Что же касается вопроса: «история художников или история искусства?» — то он вековечен и будет задаваться до тех пор, пока существуют дарования преимущественно аналитические и дарования синтетические. Желательна была бы, конечно, равномерная одаренность, но такие случаи редки, и нужно быть довольным, если есть хотя бы взаимное понимание и не торжествует ограниченная односторонность. Уже Винкельман понимал развитие искусства как закономерный процесс, и в том же духе следует оценивать желание Якова Буркхардта располагать силой и досугом «для выражения живых законов формы в возможно ясных формулах» (письмо из Лондона 2 августа 1879 года) — желание, высказанное им в цветущую лору жизни при виде неисчерпаемого мира форм, содержащегося в коллекциях Кенсингтонского музея. Излишне говорить, что каждый синтез должен быть оправдан фактами. Но было бы признаком научного регресса, если бы подобные концепции не находили больше никакого понимания.
Г. В.
ПРЕДИСЛОВИЕ К ШЕСТОМУ ИЗДАНИЮ
Книга, вышедшая в1915 году первым изданием, переиздается шестой раз в неизмененном виде. Вместо длинных предисловий предшествующих изданий я предпосылаю сейчас лишь несколько положений. Разъяснения и дополнения, которые должны были сопровождать старый текст, постепенно до такой степени разрослись, что могут быть помещены только в самостоятельном втором томе.
Для общей ориентировки скажу только следующее. «Основные понятия» родились из потребности подвести более солидный фундамент под определения, с которыми приходится иметь дело историку искусства: не под оценочные суждения — об этом здесь вовсе нет речи, — но под определения, характеризующие стили. А для характеристики стиля важно познать прежде всего форму образования представления, с которой ей приходится иметь дело при исследовании того или иного частного случая. (Лучше говорить «формы представления», а не «формы видения».) Само собой разумеется, форма наглядного представления не есть нечто внешнее, она имеет решающее значение также для определения содержания представления, и постольку история этих наглядных понятий является также элементом культурной истории.

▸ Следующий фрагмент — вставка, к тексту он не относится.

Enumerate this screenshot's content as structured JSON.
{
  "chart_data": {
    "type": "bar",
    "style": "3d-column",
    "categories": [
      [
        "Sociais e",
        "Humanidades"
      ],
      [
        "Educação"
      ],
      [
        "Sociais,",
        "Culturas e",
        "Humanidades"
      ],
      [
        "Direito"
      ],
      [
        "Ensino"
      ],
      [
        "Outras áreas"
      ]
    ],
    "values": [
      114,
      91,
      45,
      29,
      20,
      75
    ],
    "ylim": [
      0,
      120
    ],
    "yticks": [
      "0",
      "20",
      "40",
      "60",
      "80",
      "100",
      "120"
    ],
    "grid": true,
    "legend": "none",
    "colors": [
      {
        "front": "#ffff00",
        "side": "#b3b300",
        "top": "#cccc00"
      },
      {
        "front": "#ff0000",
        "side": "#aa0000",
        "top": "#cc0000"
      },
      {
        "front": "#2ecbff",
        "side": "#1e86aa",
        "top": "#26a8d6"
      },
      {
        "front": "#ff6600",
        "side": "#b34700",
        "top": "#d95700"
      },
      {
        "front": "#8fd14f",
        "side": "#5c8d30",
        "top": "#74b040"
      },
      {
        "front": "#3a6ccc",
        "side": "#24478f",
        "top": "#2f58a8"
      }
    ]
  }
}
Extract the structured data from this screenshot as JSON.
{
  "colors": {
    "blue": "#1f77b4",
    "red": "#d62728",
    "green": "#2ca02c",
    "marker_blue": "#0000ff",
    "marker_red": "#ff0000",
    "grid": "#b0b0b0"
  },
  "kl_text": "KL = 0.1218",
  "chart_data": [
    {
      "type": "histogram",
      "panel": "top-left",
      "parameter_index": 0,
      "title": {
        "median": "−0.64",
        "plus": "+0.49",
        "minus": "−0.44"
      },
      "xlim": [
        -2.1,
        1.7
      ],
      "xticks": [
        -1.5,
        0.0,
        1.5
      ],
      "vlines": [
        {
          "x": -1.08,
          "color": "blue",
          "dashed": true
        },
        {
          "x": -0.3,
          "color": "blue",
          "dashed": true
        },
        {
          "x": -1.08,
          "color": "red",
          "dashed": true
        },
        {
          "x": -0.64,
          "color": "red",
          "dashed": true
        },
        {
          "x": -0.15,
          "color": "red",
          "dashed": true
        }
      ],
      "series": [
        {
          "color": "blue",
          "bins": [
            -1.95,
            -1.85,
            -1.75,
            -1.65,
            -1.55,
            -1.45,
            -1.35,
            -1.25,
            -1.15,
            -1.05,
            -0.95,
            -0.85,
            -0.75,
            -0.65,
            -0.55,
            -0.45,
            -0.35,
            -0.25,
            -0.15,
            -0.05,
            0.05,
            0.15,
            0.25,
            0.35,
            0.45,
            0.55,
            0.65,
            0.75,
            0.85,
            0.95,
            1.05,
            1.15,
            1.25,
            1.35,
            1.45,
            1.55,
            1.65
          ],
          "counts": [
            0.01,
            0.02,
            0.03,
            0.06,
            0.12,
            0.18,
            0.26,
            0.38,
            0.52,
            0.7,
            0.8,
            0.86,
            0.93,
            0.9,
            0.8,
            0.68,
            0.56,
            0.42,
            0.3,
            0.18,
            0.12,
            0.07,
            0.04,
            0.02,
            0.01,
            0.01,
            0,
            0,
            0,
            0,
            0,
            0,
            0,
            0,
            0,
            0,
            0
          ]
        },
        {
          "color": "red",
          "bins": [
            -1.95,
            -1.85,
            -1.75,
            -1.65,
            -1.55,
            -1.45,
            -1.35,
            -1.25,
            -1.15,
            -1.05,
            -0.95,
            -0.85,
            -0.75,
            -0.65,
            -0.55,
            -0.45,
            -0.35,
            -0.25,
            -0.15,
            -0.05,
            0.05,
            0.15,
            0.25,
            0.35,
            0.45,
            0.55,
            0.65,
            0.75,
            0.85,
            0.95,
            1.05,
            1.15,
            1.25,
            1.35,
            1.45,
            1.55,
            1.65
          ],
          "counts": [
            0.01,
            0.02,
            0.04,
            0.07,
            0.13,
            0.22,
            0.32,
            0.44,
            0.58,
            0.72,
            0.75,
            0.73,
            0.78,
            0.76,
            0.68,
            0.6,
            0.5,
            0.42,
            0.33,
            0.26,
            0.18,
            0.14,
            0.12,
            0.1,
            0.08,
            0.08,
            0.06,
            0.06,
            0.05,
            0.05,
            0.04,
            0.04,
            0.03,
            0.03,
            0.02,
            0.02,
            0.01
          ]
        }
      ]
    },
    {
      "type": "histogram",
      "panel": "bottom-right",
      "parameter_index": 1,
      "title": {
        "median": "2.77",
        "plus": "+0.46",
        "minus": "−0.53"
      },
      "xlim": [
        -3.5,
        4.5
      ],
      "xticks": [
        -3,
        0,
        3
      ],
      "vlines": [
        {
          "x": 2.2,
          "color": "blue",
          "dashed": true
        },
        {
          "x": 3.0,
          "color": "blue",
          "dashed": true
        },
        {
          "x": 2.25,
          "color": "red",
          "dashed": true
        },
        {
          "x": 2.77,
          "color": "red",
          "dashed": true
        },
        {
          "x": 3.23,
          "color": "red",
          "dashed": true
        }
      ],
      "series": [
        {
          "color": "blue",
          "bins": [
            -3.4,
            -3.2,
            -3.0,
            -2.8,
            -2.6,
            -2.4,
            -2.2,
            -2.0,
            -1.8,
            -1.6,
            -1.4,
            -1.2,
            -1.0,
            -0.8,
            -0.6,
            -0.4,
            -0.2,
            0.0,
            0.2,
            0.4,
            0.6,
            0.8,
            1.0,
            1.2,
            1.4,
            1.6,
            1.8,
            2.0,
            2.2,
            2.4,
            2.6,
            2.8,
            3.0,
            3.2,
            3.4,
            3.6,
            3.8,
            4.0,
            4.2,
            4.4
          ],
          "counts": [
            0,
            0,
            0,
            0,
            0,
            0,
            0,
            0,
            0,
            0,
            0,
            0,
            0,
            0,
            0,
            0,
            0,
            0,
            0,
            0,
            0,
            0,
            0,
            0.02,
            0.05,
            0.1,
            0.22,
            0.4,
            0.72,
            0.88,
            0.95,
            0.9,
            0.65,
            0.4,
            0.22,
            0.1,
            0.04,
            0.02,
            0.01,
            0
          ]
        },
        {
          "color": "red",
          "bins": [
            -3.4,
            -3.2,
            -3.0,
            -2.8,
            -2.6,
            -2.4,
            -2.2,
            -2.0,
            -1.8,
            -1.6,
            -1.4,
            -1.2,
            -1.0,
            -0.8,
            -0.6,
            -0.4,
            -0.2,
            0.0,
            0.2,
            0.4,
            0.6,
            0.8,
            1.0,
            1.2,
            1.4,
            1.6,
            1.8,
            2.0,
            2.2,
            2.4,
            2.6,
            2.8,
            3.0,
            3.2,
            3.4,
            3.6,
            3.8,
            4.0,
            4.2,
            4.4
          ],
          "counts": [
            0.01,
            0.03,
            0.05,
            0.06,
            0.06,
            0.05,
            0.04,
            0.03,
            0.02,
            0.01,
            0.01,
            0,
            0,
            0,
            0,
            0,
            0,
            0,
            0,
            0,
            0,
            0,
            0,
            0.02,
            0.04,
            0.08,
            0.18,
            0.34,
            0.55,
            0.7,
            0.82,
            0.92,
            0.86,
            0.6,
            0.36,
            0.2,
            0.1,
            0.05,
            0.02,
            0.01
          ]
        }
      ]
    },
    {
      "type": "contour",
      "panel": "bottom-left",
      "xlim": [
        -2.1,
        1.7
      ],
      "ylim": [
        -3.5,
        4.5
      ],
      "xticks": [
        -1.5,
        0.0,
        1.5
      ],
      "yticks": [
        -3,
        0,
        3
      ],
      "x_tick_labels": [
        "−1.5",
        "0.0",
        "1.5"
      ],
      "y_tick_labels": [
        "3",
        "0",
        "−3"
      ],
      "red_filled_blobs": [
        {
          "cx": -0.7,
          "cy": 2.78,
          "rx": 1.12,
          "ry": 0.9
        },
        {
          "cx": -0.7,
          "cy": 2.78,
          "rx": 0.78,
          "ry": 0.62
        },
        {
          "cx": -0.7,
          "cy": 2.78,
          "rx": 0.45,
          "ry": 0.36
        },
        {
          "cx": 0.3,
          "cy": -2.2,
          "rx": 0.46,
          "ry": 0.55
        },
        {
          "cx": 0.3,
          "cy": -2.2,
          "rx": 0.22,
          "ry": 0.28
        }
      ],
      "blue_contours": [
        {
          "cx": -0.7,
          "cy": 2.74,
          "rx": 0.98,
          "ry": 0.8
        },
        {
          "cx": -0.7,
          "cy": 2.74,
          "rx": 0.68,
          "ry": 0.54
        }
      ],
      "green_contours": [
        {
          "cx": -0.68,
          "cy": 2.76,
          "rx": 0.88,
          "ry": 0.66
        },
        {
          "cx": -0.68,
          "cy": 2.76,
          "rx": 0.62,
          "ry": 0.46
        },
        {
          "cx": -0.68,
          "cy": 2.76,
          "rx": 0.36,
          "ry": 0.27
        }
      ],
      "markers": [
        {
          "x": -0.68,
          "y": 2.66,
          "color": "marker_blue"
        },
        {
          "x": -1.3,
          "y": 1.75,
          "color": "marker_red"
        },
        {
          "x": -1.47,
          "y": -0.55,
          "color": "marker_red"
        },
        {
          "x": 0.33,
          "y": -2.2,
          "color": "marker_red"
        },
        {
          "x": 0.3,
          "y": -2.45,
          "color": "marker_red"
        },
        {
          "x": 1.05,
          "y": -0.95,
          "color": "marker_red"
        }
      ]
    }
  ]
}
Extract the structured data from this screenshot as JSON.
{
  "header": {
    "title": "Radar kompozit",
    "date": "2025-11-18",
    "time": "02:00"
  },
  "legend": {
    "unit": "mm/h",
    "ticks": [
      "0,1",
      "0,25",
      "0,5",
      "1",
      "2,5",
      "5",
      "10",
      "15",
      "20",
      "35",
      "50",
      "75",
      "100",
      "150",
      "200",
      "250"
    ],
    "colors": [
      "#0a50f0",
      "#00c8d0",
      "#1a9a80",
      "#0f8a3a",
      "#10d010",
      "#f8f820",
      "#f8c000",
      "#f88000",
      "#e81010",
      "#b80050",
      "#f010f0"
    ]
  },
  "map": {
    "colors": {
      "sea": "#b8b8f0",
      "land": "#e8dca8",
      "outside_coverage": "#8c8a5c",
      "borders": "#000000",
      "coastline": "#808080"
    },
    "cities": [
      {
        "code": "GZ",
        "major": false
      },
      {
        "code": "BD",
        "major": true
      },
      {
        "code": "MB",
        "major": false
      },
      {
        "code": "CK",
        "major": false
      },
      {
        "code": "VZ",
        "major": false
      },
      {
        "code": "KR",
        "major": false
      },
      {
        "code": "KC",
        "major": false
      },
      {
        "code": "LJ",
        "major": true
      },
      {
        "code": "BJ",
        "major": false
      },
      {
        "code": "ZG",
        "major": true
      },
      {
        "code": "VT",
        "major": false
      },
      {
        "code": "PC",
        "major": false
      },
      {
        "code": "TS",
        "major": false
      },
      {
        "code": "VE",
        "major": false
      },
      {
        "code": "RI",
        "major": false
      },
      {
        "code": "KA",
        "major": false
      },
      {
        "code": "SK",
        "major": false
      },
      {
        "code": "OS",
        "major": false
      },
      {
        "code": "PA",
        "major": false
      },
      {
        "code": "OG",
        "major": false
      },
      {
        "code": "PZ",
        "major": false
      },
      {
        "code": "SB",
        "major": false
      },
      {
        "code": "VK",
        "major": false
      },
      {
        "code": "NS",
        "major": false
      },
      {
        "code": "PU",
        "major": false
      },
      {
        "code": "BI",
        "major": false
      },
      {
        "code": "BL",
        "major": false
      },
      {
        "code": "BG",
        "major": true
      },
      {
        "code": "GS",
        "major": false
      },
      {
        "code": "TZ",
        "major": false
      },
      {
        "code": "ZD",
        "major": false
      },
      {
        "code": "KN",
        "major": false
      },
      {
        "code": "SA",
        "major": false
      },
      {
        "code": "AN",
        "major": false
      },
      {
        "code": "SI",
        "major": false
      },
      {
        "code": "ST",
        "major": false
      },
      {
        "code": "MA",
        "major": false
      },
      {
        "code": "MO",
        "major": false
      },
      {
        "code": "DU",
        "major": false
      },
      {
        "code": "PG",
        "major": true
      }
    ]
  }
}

Способ видения или, скажем, наглядного представления не является с самого начала и повсюду тождественным, но, подобно всему живому, подвержен развитию. Есть ступени развития представления, с которыми историк искусства должен считаться. Нам известны первобытно-«незрелые» способы видения, и, с другой сторон, мы говорим о «цветущих» и «упадочных» периодах искусства. Греческое архаическое искусство или стиль средневековых скульптур на портале Шартрского собора мы не вправе интерпретировать так, как если бы вещи эти были сделаны в настоящее время. Вместо того чтобы спрашивать: «Какое впечатление производят эти художественные памятники на меня (т. е. современного человека)?» — и соответственно определять то, что они выражают, историк должен уяснить себе, каким вообще выбором из числа возможных форм располагала эпоха. Это уяснение приведет к существенно иной интерпретации.
Линия развития наглядного представления — употребляя выражение Лейбница — дана «виртуально», но в фактически переживаемой истории она подвергается различным изломам, стеснениям, преобразованиям. Настоящая книга вовсе не ставит себе целью дать выдержку из истории, она пытается только наметить масштаб, с помощью которого можно дать более точное определение исторических изменений (и национальных типов). При этом наша формулировка понятий касается лишь развития Нового времени. Применительно к другим периодам понятия эти должны подвергнуться соответствующей модификации. Все же моя схема оказалась пригодной для исследования даже таких областей, как японское и старое северное искусство.
То возражение, что будто благодаря допущению «закономерного» развития представления уничтожается значение художественной индивидуальности, — нелепо. Как тело в своем строении насквозь подчинено законам и это подчинение не вредит образованию индивидуальных форм, так и закономерность духовной структуры человека нисколько не противоречит человеческой свободе. И утверждение, что все мы видим вещи так, как хотим их видеть, есть истина само собой разумеющаяся. Речь идет лишь о том, в какой мере это человеческое хотение подчинено известной необходимости, — вопрос, в любом случае выходящий за пределы анализа художественного восприятия и художественного творчества и подлежащий ведению комплекса исторических дисциплин, а в конечном счете — метафизики.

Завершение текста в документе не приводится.